In all, 13 women’s murders were attributed to Peter Sutcliffe, but many more were also attacked and survived – several of them before he left his first dead victim, Wilma McCann, just yards from the home she shared with her four young children.

So how exactly did Sutcliffe continue to get away with his murderous streak for 1,894 days before he was finally picked up, not by the huge investigative force but accidently by a couple of beat bobbies on patrol?

While hindsight is a marvellous thing, and the development of computers and forensic advances a distinct advantage, the formal investigation has come under the microscope and in for plenty of criticism over the course of almost half-a-century.

And it’s the formal investigation that’s at the heart of The Incident Room, Liverpool theatre company Old Fruit Jar Productions’ gripping and immersive drama which has transferred to the Royal Court Studio after a successful run at the Black-E earlier this year.

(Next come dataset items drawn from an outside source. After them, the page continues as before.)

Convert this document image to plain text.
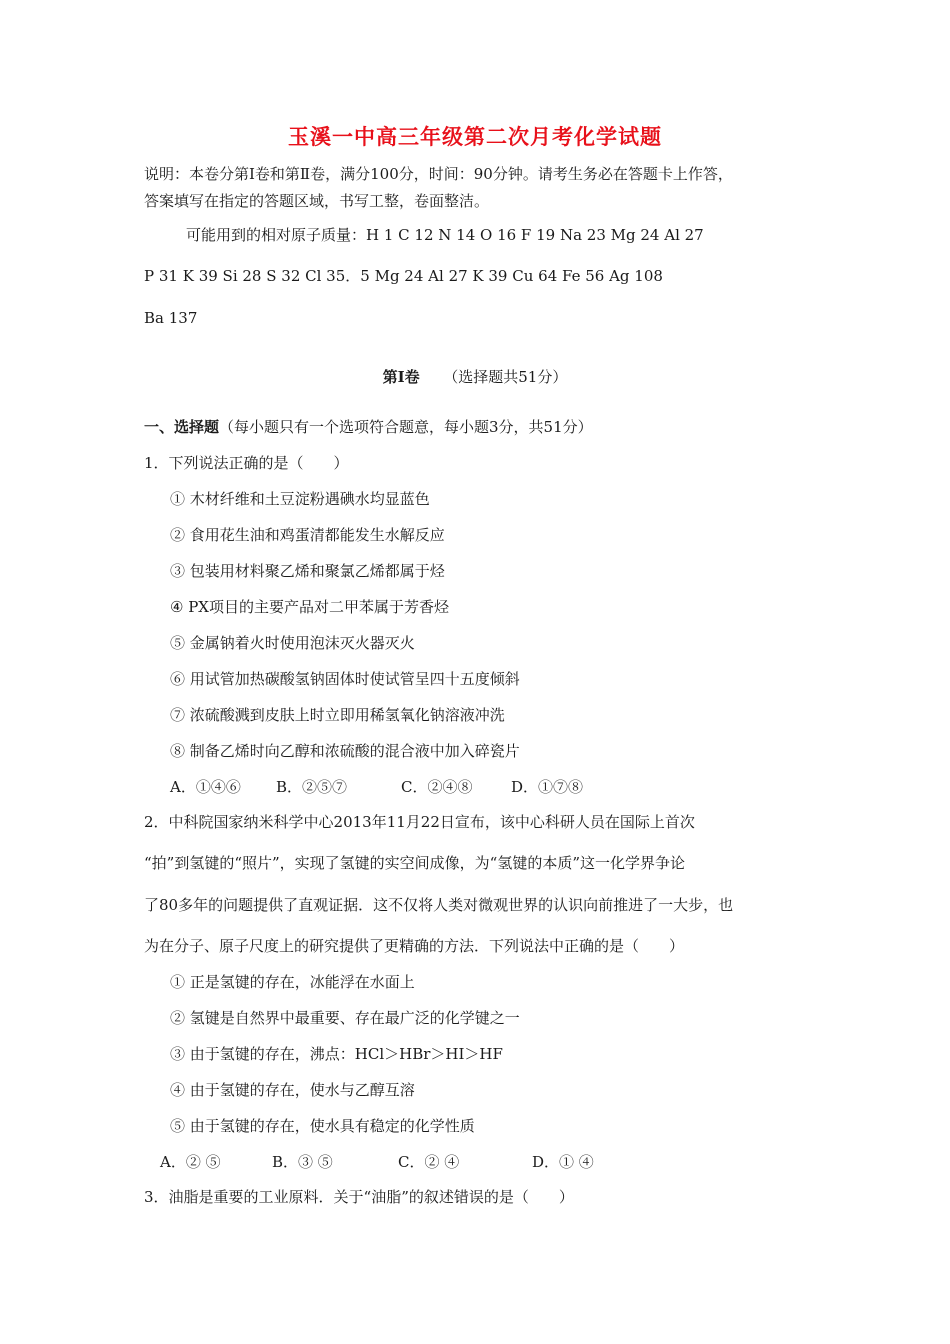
玉溪一中高三年级第二次月考化学试题
说明：本卷分第Ⅰ卷和第Ⅱ卷，满分100分，时间：90分钟。请考生务必在答题卡上作答，
答案填写在指定的答题区域，书写工整，卷面整洁。
可能用到的相对原子质量：H 1 C 12 N 14 O 16 F 19 Na 23 Mg 24 Al 27
P 31 K 39 Si 28 S 32 Cl 35．5 Mg 24 Al 27 K 39 Cu 64 Fe 56 Ag 108
Ba 137
第Ⅰ卷 （选择题共51分）
一、选择题（每小题只有一个选项符合题意，每小题3分，共51分）
1．下列说法正确的是（　　）
① 木材纤维和土豆淀粉遇碘水均显蓝色
② 食用花生油和鸡蛋清都能发生水解反应
③ 包装用材料聚乙烯和聚氯乙烯都属于烃
④ PX项目的主要产品对二甲苯属于芳香烃
⑤ 金属钠着火时使用泡沫灭火器灭火
⑥ 用试管加热碳酸氢钠固体时使试管呈四十五度倾斜
⑦ 浓硫酸溅到皮肤上时立即用稀氢氧化钠溶液冲洗
⑧ 制备乙烯时向乙醇和浓硫酸的混合液中加入碎瓷片
A．①④⑥ B．②⑤⑦	C．②④⑧	D．①⑦⑧
2．中科院国家纳米科学中心2013年11月22日宣布，该中心科研人员在国际上首次
“拍”到氢键的“照片”，实现了氢键的实空间成像，为“氢键的本质”这一化学界争论
了80多年的问题提供了直观证据．这不仅将人类对微观世界的认识向前推进了一大步，也
为在分子、原子尺度上的研究提供了更精确的方法．下列说法中正确的是（　　）
① 正是氢键的存在，冰能浮在水面上
② 氢键是自然界中最重要、存在最广泛的化学键之一
③ 由于氢键的存在，沸点：HCl＞HBr＞HI＞HF
④ 由于氢键的存在，使水与乙醇互溶
⑤ 由于氢键的存在，使水具有稳定的化学性质
A．② ⑤	B．③ ⑤	C．② ④	D．① ④
3．油脂是重要的工业原料．关于“油脂”的叙述错误的是（　　）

It’s a complete, if happy, coincidence that the latest run coincides with the screening of ITV’s terrific The Long Shadow which also revisits that torrid time but puts the emphasis not on Sutcliffe but on his victims and tells their very human stories.

Like The Long Shadow, in The Incident Room we never see Sutcliffe himself – although we do hear the chilling, droning tones of the man dubbed ‘Wearside Jack’ who claimed to be the Ripper and led investigators on a merry dance in the process.

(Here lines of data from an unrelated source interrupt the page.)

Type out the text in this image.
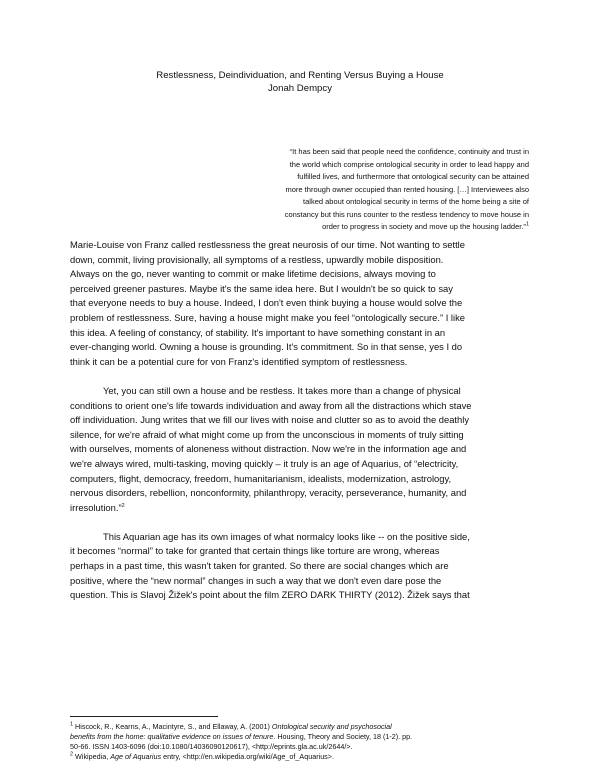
Restlessness, Deindividuation, and Renting Versus Buying a House
Jonah Dempcy
“It has been said that people need the confidence, continuity and trust in
the world which comprise ontological security in order to lead happy and
fulfilled lives, and furthermore that ontological security can be attained
more through owner occupied than rented housing. […] Interviewees also
talked about ontological security in terms of the home being a site of
constancy but this runs counter to the restless tendency to move house in
order to progress in society and move up the housing ladder.”$^1$

Marie-Louise von Franz called restlessness the great neurosis of our time. Not wanting to settle
down, commit, living provisionally, all symptoms of a restless, upwardly mobile disposition.
Always on the go, never wanting to commit or make lifetime decisions, always moving to
perceived greener pastures. Maybe it's the same idea here. But I wouldn't be so quick to say
that everyone needs to buy a house. Indeed, I don't even think buying a house would solve the
problem of restlessness. Sure, having a house might make you feel “ontologically secure.” I like
this idea. A feeling of constancy, of stability. It's important to have something constant in an
ever-changing world. Owning a house is grounding. It's commitment. So in that sense, yes I do
think it can be a potential cure for von Franz's identified symptom of restlessness.

Yet, you can still own a house and be restless. It takes more than a change of physical
conditions to orient one's life towards individuation and away from all the distractions which stave
off individuation. Jung writes that we fill our lives with noise and clutter so as to avoid the deathly
silence, for we're afraid of what might come up from the unconscious in moments of truly sitting
with ourselves, moments of aloneness without distraction. Now we're in the information age and
we're always wired, multi-tasking, moving quickly – it truly is an age of Aquarius, of “electricity,
computers, flight, democracy, freedom, humanitarianism, idealists, modernization, astrology,
nervous disorders, rebellion, nonconformity, philanthropy, veracity, perseverance, humanity, and
irresolution.”$^2$

This Aquarian age has its own images of what normalcy looks like -- on the positive side,
it becomes “normal” to take for granted that certain things like torture are wrong, whereas
perhaps in a past time, this wasn't taken for granted. So there are social changes which are
positive, where the “new normal” changes in such a way that we don't even dare pose the
question. This is Slavoj Žižek's point about the film ZERO DARK THIRTY (2012). Žižek says that

$^1$ Hiscock, R., Kearns, A., Macintyre, S., and Ellaway, A. (2001) Ontological security and psychosocial
benefits from the home: qualitative evidence on issues of tenure. Housing, Theory and Society, 18 (1-2). pp.
50-66. ISSN 1403-6096 (doi:10.1080/14036090120617), <http://eprints.gla.ac.uk/2644/>.
$^2$ Wikipedia, Age of Aquarius entry, <http://en.wikipedia.org/wiki/Age_of_Aquarius>.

Instead, Olivia Hurst and David Byrne’s script keeps the action tightly in the intensely claustrophobic incident room, set up at Leeds’ Milgarth Police Station and from where operations to try and catch the killer were coordinated.

Above: The Incident Room. Top: Florence King as Sgt Megan Winterburn. Photo by Old Jar Productions.

It’s ruled over with a rod of iron by the bombastic, brutish, blinkered West Yorkshire detective George Oldfield (Luke Seddon), a man straight out of the Life on Mars era of policing who likes to take suspects for a late night ‘little chat’ in disused buildings.

The operation is recalled in flashback by Florence King’s Sgt Megan Winterburn (one of only a handful of female sergeants in the West Yorkshire force at that time) who runs the data-handling side of the investigation, trying to keep track and cross-check mountains of paper index cards, statements, alibis and other bits of evidence.

‘Meg’ has to deal not only with pressurised long hours but also with the institutional and social misogyny of her male peers, from being shouted over or given menial jobs to do to being passed over for promotion to listening to the other detectives dividing the murdered women into ‘innocent’ and not-so-innocent victims.

That most of us know what happened in the end doesn’t stop The Incident Room being a thoroughly engrossing, and at times immersively infuriating theatrical experience as Oldfield and his testosterone-fuelled team dismiss evidence that doesn’t fit their pet theories or clash horns in inter-force rivalry between Bradford and Leeds, and later when the Ripper widens his murderous streak to Moss Side, with Anthony Roberts’ cocky, leather jacket clad Mancunian detective Jack Ridgway.

Above: Megan Winterburn (Florence King) and Maureen Long (Rachel McGrath). Photo by Old Jar Productions.

It's Ridgway who brings a vital piece of evidence to the table and systematically whittles down the potential suspects. But will he be listened to in the febrile atmosphere of the room? Will anyone?

The production, tightly directed and nicely paced by Alex Carr, and with some impressive performances, creates a palpable, simmering sense of time and place.

Christina Rose pops up throughout the play as a female journalist who acts as a voice of the public calling the investigation to account (although the idea of the press sauntering into a police incident room unchallenged seems farfetched. But then it was the 70s). It takes so long to catch the killer that she manages to achieve an entire career arc in the same time.

Her disbelief is echoed by Maureen Long (Rachel McGrath), one of the Ripper’s badly injured survivors whose life is overshadowed by what happened to her and who asks “what’s the point of having police at all?”

But at the end, it’s not the police, or Sutcliffe, but his female victims who are put back centre stage and given the humanity they deserve.